Un’opposizione disorientata dalla sconfitta del 2018, percorsa da profonde fratture interne, raramente incisiva nel suo ruolo di minoranza, si è presentata al voto – nonostante l’inascoltato appello di 200 giovani di area centrosinistra per un rinnovamento che vedesse le nuove generazioni protagoniste – ricandidando a sindaco il settantenne Guccinelli, una vita in politica, sindaco Pds/Ds dal 1994 al 2005. Uscito dal PD nel 2020 in dissenso con l’accordo regionale con i 5 Stelle, lo scorso autunno è stato imposto come candidato da Azione/Italia Viva (che al voto comunale ha raccolto il 2,8%) ed accettato passivamente dalla maggioranza del direttivo dei democratici sarzanesi.

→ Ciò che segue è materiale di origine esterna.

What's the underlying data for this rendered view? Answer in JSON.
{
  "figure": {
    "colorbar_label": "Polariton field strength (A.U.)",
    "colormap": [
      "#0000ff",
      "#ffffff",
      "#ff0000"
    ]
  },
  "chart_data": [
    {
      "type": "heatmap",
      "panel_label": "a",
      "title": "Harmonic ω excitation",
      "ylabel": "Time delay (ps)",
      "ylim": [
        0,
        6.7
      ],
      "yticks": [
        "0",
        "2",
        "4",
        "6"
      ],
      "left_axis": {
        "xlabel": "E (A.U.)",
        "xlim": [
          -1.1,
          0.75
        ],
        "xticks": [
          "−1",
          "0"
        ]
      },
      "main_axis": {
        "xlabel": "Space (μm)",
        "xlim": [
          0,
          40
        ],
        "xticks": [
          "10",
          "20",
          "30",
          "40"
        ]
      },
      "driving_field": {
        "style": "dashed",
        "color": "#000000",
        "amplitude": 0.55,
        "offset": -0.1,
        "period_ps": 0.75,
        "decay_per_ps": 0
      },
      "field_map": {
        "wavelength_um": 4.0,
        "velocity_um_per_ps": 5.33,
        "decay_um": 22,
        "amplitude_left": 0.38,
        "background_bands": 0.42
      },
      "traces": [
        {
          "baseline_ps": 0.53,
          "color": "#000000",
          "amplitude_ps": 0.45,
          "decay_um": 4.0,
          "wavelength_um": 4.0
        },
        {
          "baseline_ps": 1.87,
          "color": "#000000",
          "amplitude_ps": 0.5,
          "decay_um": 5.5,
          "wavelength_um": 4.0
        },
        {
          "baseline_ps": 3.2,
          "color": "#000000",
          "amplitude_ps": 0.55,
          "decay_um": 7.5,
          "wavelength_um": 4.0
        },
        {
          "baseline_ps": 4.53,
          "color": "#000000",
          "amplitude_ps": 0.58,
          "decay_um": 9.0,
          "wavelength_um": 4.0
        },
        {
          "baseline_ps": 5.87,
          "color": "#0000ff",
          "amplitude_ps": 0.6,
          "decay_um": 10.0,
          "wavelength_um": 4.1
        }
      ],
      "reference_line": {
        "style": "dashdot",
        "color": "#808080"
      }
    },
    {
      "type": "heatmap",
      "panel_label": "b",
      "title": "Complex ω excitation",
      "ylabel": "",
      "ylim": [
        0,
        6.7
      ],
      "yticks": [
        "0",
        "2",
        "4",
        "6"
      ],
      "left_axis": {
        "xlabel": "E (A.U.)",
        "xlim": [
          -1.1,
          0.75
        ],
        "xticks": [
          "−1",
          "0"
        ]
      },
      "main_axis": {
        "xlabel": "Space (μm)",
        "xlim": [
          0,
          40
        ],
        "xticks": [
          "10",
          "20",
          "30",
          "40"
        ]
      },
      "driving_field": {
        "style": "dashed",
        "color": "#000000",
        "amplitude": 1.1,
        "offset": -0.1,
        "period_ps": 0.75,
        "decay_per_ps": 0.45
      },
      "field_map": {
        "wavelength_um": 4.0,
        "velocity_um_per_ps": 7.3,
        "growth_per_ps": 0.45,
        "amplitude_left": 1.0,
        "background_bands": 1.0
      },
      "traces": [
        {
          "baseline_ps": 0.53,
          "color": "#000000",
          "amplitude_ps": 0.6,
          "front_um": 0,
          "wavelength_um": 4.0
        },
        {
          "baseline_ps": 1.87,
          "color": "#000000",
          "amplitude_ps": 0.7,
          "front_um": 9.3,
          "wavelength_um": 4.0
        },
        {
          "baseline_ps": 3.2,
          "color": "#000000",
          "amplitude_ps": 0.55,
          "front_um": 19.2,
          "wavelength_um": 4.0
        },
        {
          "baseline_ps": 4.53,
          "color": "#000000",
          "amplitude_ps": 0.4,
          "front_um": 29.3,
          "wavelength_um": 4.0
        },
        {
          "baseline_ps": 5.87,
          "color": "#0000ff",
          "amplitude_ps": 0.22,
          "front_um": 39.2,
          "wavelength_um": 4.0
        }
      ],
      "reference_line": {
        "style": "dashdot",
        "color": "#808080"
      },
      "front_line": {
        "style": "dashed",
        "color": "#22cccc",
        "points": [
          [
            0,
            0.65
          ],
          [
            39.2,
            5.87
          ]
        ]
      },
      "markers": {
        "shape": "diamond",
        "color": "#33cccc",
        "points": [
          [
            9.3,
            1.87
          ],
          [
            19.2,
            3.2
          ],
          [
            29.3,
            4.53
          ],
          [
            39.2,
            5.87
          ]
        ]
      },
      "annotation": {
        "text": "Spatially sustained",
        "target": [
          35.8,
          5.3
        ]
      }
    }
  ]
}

Il profilo di sindaco indiscutibilmente capace, primo cittadino nel momento di massimo “splendore” di Sarzana, non è evidentemente bastato a risollevare le sorti di un centrosinistra che in Liguria, dalla prima elezione di Toti nel 2015, non ha mai accettato di fare i conti con gli errori del passato e con le critiche piovute sulle giunte regionali di Burlando, di cui Guccinelli, dopo l’esperienza di sindaco, è stato assessore per un decennio. Nei prossimi cinque anni Ponzanelli dovrà gestire i cantieri appena aperti, come il nuovo ponte sul Calcandola e il recupero delle ex scuole di via XXI luglio, e portare a termine la complicatissima partita del piano di rigenerazione di Marinella e del rilancio produttivo dell’adiacente tenuta agricola da anni in fase di liquidazione. Soprattutto, dovrà difendere il San Bartolomeo, l’ospedale cittadino, dal già avanzato depotenziamento e dai piani di affidamento della gestione ai privati che la Regione ha già attuato in alcuni piccoli nosocomi della Liguria: una battaglia in cui la rieletta sindaca non potrà avere, come in altre iniziative, Toti al suo fianco. (d.t.)